In the present study, we could not detect any significant changes in sRANKL levels during BP treatment. Since the assay measures only soluble forms of RANKL, it is likely that any changes would immediately be masked by serum OPG that would bind to sRANKL. To our knowledge there are no published data on the in vivo effects of BP on sRANKL serum levels.
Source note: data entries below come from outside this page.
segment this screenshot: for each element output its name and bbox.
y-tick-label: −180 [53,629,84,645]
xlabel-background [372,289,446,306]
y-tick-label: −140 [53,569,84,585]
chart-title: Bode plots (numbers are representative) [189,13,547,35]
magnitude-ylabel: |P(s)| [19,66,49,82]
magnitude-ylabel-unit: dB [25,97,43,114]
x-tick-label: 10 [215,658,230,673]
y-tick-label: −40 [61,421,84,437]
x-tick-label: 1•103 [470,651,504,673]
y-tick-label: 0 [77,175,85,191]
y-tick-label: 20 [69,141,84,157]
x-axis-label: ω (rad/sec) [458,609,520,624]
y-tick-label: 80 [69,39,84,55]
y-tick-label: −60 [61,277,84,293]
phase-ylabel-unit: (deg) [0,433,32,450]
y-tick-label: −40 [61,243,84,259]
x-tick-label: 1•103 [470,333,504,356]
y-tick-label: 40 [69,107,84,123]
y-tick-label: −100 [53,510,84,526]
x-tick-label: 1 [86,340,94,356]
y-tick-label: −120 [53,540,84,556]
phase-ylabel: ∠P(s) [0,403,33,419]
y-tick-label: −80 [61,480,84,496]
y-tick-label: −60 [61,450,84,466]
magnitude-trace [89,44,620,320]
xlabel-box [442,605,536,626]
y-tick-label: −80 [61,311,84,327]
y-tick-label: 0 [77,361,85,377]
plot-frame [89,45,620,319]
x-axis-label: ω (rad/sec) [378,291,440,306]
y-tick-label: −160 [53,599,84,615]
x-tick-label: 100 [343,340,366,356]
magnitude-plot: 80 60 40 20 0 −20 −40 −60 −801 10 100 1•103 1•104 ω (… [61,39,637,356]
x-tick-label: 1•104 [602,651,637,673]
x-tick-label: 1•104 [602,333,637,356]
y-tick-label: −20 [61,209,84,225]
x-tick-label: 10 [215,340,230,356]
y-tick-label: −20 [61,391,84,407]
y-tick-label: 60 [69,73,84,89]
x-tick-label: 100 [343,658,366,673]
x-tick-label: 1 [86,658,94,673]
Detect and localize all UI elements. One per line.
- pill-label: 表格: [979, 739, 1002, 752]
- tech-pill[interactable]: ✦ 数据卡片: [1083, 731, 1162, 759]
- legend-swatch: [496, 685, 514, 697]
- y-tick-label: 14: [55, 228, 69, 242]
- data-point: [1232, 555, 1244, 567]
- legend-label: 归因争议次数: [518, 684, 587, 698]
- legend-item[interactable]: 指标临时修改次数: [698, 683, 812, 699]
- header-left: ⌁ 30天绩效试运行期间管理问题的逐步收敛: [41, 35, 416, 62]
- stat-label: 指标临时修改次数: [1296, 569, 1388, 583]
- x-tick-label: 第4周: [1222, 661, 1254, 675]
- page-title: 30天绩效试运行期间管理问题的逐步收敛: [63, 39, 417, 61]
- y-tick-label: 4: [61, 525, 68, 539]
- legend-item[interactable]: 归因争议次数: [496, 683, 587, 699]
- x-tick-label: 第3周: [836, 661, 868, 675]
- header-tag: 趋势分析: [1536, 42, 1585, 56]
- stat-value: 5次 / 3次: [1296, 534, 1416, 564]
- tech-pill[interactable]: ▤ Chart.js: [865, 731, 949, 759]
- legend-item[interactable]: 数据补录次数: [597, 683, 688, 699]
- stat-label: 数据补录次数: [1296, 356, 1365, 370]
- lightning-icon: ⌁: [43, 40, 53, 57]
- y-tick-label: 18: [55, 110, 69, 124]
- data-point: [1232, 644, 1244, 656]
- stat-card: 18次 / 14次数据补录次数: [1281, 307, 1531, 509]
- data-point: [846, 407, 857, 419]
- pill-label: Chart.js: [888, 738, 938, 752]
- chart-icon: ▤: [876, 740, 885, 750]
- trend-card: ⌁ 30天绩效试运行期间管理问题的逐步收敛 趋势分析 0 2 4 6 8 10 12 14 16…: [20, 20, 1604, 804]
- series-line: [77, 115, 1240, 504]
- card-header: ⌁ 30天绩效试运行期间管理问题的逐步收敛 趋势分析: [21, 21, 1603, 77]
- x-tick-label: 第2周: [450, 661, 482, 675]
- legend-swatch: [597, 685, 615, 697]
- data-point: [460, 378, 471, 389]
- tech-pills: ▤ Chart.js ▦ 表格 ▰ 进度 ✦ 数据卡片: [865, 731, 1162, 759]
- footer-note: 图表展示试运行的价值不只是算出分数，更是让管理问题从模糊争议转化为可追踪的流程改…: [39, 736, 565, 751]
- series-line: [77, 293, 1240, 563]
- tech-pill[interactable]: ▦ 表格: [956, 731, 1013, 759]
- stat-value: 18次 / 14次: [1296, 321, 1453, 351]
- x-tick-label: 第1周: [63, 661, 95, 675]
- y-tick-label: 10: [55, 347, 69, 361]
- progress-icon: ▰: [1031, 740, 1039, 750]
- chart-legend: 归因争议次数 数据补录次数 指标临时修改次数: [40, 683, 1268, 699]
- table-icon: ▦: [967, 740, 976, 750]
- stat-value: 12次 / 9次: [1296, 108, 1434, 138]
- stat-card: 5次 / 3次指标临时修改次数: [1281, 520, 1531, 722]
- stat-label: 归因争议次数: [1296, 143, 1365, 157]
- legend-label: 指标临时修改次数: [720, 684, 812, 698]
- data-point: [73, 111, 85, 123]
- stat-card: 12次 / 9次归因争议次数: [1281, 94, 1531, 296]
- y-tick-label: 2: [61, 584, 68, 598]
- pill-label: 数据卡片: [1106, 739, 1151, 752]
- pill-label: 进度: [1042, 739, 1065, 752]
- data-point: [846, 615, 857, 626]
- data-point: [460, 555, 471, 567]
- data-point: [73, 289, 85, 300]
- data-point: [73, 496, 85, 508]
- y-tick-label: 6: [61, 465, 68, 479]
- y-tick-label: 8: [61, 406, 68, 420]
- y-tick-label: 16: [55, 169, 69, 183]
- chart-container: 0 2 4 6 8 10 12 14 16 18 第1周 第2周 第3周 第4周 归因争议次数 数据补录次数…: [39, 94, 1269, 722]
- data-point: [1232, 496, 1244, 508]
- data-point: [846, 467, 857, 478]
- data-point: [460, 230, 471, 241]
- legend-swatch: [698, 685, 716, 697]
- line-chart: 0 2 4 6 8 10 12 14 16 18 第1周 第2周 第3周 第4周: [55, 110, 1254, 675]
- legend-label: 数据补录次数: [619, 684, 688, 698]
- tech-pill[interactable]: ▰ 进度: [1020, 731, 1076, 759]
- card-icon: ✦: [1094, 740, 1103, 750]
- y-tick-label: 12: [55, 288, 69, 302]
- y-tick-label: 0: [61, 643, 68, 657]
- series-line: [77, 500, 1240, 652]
Recent in vitro data, however, indicate that zoledronic acid may decrease RANKL levels through the cleavage of transmembrane RANKL in osteoblast-like cells by the up-regulation of TACE, which is a known enzyme capable of cleaving RANKL [16]. If there is also a role for RANKL in the process of BP-induced changes in bone metabolism in humans, it still remains to be elucidated.

Calcium and vitamin D treatment led to increases in 25-hydroxyvitamin D levels and consecutive reductions in PTH and bone turnover markers in both groups. The decrease in PTH, which was on the order of 10% with calcium/vitamin D supplementation, suggests the presence of a mild deficiency of vitamin D in our patients at baseline [41]. The likely effect of calcium/vitamin D supplements on raising serum calcium levels in these patients seemed to offset any mild hypocalcaemic and PTH-raising effects that BP may provoke [42, 43]. Despite a lowered bone turnover in the CTR subjects, there was a small, non-significant decrease in femoral BMD, which is a common finding at this measurement site and given the treatment period of 1 year [44].

The interpretation of the results of the present study is limited by the small number of patients and the lack of a control group receiving a BP placebo. However, the most interesting aspects of our study relate to relative changes seen within the BP group and are thus less dependent on comparisons with control subjects.

In summary, the effect of BP treatment on serum OPG is most likely a result of a complex interaction of changes in the osteoblastic cell pool on the one hand and simultaneous stimulatory effects on OPG production on the other. Serum OPG changes reflect BMD changes during BP treatment independent of bone turnover.

We hypothesize that BP may trigger antiresorptive processes by two modes of action: during the early treatment phase, primarily through direct anti-osteoclastic effects, while at later treatment stages the suppression of osteoclastic activity may also be influenced by other indirect effects of BP through OPG.